Shadow education Secretary Kate Green said: “The learning that children have lost in recent months shows that keeping schools safely open to all must be a national priority in the months ahead.”
“When schools are closed, we see deep inequalities become more entrenched, and those from the most disadvantaged backgrounds lose out most.”
Labour leader Sir Keir Starmer called on the Education Secretary, Gavin Williamson to face parliament to explain "how he will protect" children's futures. "He needs to explain how he will make up for the damage already done, bring pupils up to speed and mitigate against the ongoing risk from the pandemic," Sir Keir added.

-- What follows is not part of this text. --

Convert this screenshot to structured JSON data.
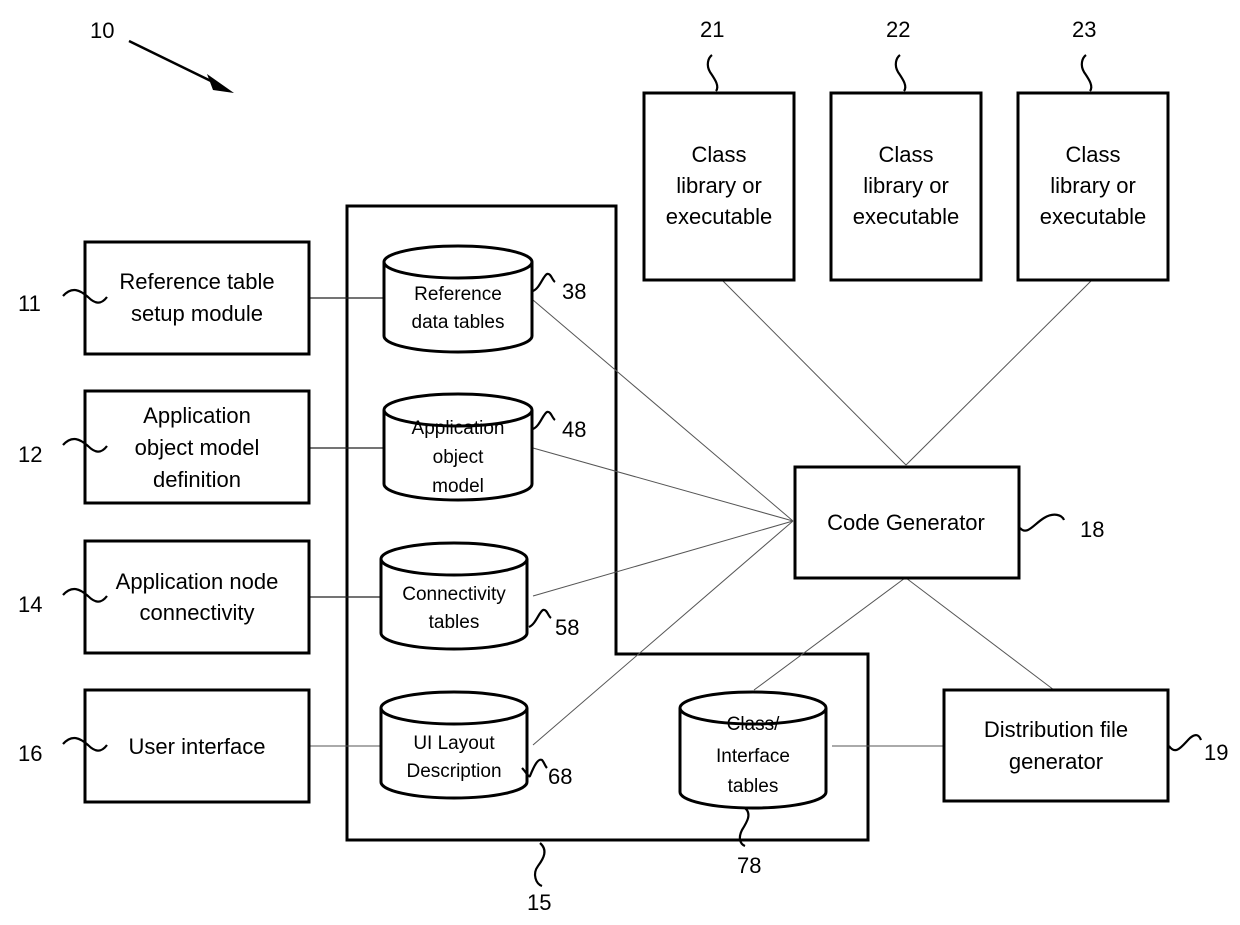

Mary Bousted, joint general secretary of the National Education Union, asked the government to hire "qualified teachers not currently in post" to help reduce class sizes, which would in turn "provide educational catch-up and ensure safety for all".
Dr Bousted also urged a more flexible approach to exams next year, "one which learns from the mistakes of this year".

General Secretary of the National Association of Head Teachers, Paul Whiteman said: “This is another alarm bell that the Government needs to pay attention to.”
“The Covid-19 pandemic has interrupted education for the majority of children, and schools were already struggling to provide everything children needed before this crisis, damaged as they and other social services have been by a decade of austerity.” Mr Whiteman said schools will “absolutely require” additional support to “play their part in healing the scars” left by the pandemic.

The head teachers' union is also calling for a temporary ban on fining parents and guardians if their children do not return to school. Mr Whiteman said: "If you are a parent and you are worried about safety, a fine is unlikely to make you feel any safer."

The Department for Education has said fines for school absences would only be used as a "last resort" in England. In a statement, the department added: "Throughout the pandemic we have invested in remote education, providing devices, routes and resources for the children who need them most and why our £1bn Covid catch-up package will tackle the impact of lost teaching time, including targeted funding for the most disadvantaged students."